Opportunity for health and safety
In health and safety, perhaps there’s an opportunity to do things differently. Rather than be led into the murky world of wellbeing and finance, academics writing for The Society of Occupational Medicine in their December 2019 paper, the Value of Occupational Health to Workplace Wellbeing argue that the wellbeing argument needs to be based on “core business values, and the fit of a health and wellbeing programme with those values”.
Case studies showed that those who got the most support for their wellbeing ideas and initiatives, were the professionals who aligned their ideas with the organisation’s strategy and business objectives. This included at a firm of accountants, who – surprising given the firm’s speclialism – gained support for wellbeing initiatives by focusing on the firm’s strategic imperative, which was employer retention and attractiveness.
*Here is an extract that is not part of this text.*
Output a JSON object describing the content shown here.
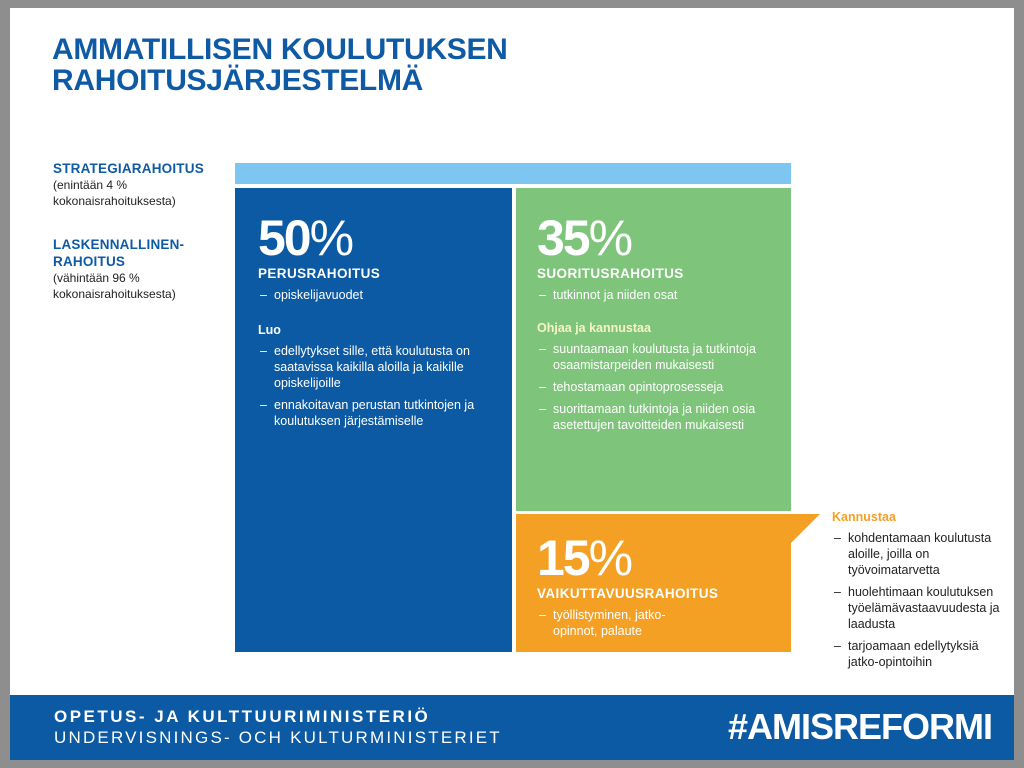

“The actual argument for change was ‘what kind of employer are we; how do we look after our people?’ And then you get a change where senior partners are leading mindfulness initiatives, so it changes from a very skeptical to a much more engaged senior management,” summarised report co-author Professor Kevin Daniels, speaking to Safety Management.
From past to present
We have a responsibility to learn from the past when it comes to workplace wellbeing and to question how things are done. The obsessive target-driven culture in Amazon’s warehouses that GMB union has called “Victorian working practices” doesn’t sound a million miles away from the Victorian factory experiments on fatigue, when the goal wasn’t to make workers well at all, only to make them well in order to produce more units of cloth or coal. Wellbeing can be an end to pursue because it’s the right thing to do.
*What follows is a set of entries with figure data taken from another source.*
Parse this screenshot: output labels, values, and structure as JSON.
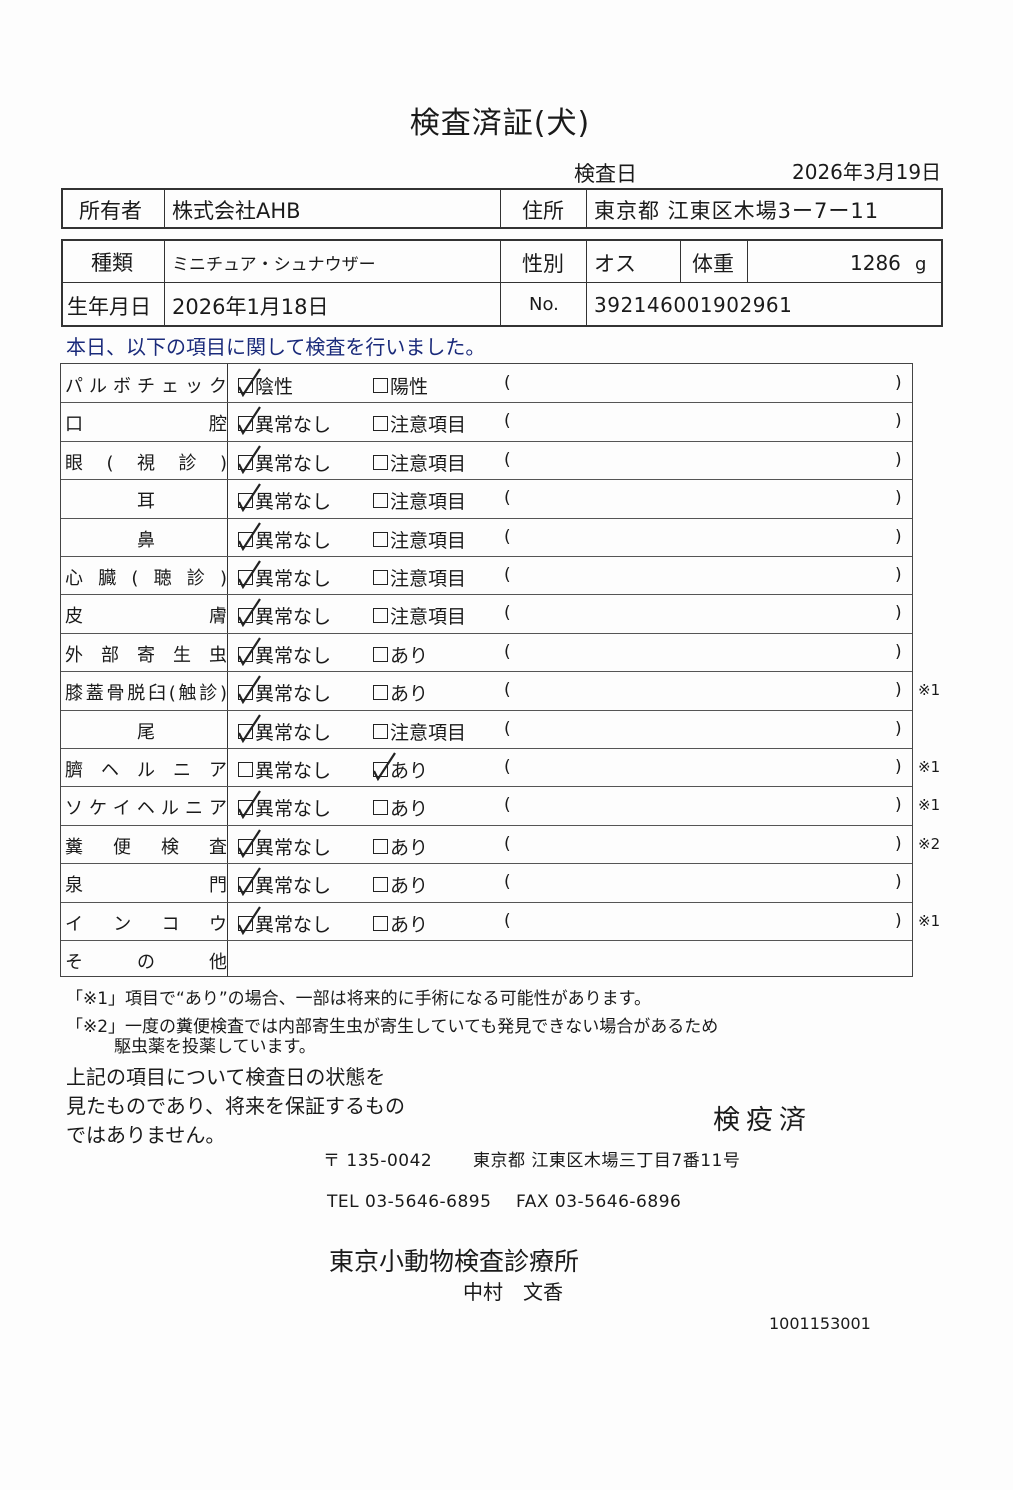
{
  "title": "検査済証(犬)",
  "inspection": {
    "label": "検査日",
    "date": "2026年3月19日"
  },
  "owner": {
    "label": "所有者",
    "value": "株式会社AHB",
    "address_label": "住所",
    "address": "東京都 江東区木場3ー7ー11"
  },
  "animal": {
    "breed_label": "種類",
    "breed": "ミニチュア・シュナウザー",
    "sex_label": "性別",
    "sex": "オス",
    "weight_label": "体重",
    "weight": "1286",
    "weight_unit": "g",
    "birth_label": "生年月日",
    "birth": "2026年1月18日",
    "no_label": "No.",
    "no": "392146001902961"
  },
  "intro": "本日、以下の項目に関して検査を行いました。",
  "paren_open": "(",
  "paren_close": ")",
  "items": [
    {
      "label": "パルボチェック",
      "align": "justify",
      "opt1": "陰性",
      "opt2": "陽性",
      "checked": 1,
      "note": ""
    },
    {
      "label": "口腔",
      "align": "justify",
      "opt1": "異常なし",
      "opt2": "注意項目",
      "checked": 1,
      "note": ""
    },
    {
      "label": "眼(視診)",
      "align": "justify",
      "opt1": "異常なし",
      "opt2": "注意項目",
      "checked": 1,
      "note": ""
    },
    {
      "label": "耳",
      "align": "center",
      "opt1": "異常なし",
      "opt2": "注意項目",
      "checked": 1,
      "note": ""
    },
    {
      "label": "鼻",
      "align": "center",
      "opt1": "異常なし",
      "opt2": "注意項目",
      "checked": 1,
      "note": ""
    },
    {
      "label": "心臓(聴診)",
      "align": "justify",
      "opt1": "異常なし",
      "opt2": "注意項目",
      "checked": 1,
      "note": ""
    },
    {
      "label": "皮膚",
      "align": "justify",
      "opt1": "異常なし",
      "opt2": "注意項目",
      "checked": 1,
      "note": ""
    },
    {
      "label": "外部寄生虫",
      "align": "justify",
      "opt1": "異常なし",
      "opt2": "あり",
      "checked": 1,
      "note": ""
    },
    {
      "label": "膝蓋骨脱臼(触診)",
      "align": "justify",
      "opt1": "異常なし",
      "opt2": "あり",
      "checked": 1,
      "note": "※1"
    },
    {
      "label": "尾",
      "align": "center",
      "opt1": "異常なし",
      "opt2": "注意項目",
      "checked": 1,
      "note": ""
    },
    {
      "label": "臍ヘルニア",
      "align": "justify",
      "opt1": "異常なし",
      "opt2": "あり",
      "checked": 2,
      "note": "※1"
    },
    {
      "label": "ソケイヘルニア",
      "align": "justify",
      "opt1": "異常なし",
      "opt2": "あり",
      "checked": 1,
      "note": "※1"
    },
    {
      "label": "糞便検査",
      "align": "justify",
      "opt1": "異常なし",
      "opt2": "あり",
      "checked": 1,
      "note": "※2"
    },
    {
      "label": "泉門",
      "align": "justify",
      "opt1": "異常なし",
      "opt2": "あり",
      "checked": 1,
      "note": ""
    },
    {
      "label": "インコウ",
      "align": "justify",
      "opt1": "異常なし",
      "opt2": "あり",
      "checked": 1,
      "note": "※1"
    }
  ],
  "other_label": "その他",
  "footnotes": {
    "n1": "「※1」項目で“あり”の場合、一部は将来的に手術になる可能性があります。",
    "n2a": "「※2」一度の糞便検査では内部寄生虫が寄生していても発見できない場合があるため",
    "n2b": "駆虫薬を投薬しています。"
  },
  "disclaimer": [
    "上記の項目について検査日の状態を",
    "見たものであり、将来を保証するもの",
    "ではありません。"
  ],
  "stamp": "検疫済",
  "clinic": {
    "postal": "〒 135-0042",
    "address": "東京都 江東区木場三丁目7番11号",
    "tel": "TEL 03-5646-6895",
    "fax": "FAX 03-5646-6896",
    "name": "東京小動物検査診療所",
    "vet": "中村　文香"
  },
  "doc_code": "1001153001"
}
There is also much to celebrate and be hopeful about. In the marketisation of wellbeing we have more choice, and more freedom to decide what works for us. As individuals, we can pursue these, but the health and safety sector has a clear role in helping to shape an organisation that supports wellbeing and productivity.
As organisational psychologist, Professor Sir Cary Cooper said at our recent workplace wellbeing debate (see video below): “What annoys me more than anything is the mindfulness training at lunch, sushi at your desk and all that sort of garbage. Wellbeing is really a strategic issue and the good news is that more and more companies treat wellbeing as such. They are looking at their line managers and flexible working. They are considering the full package.”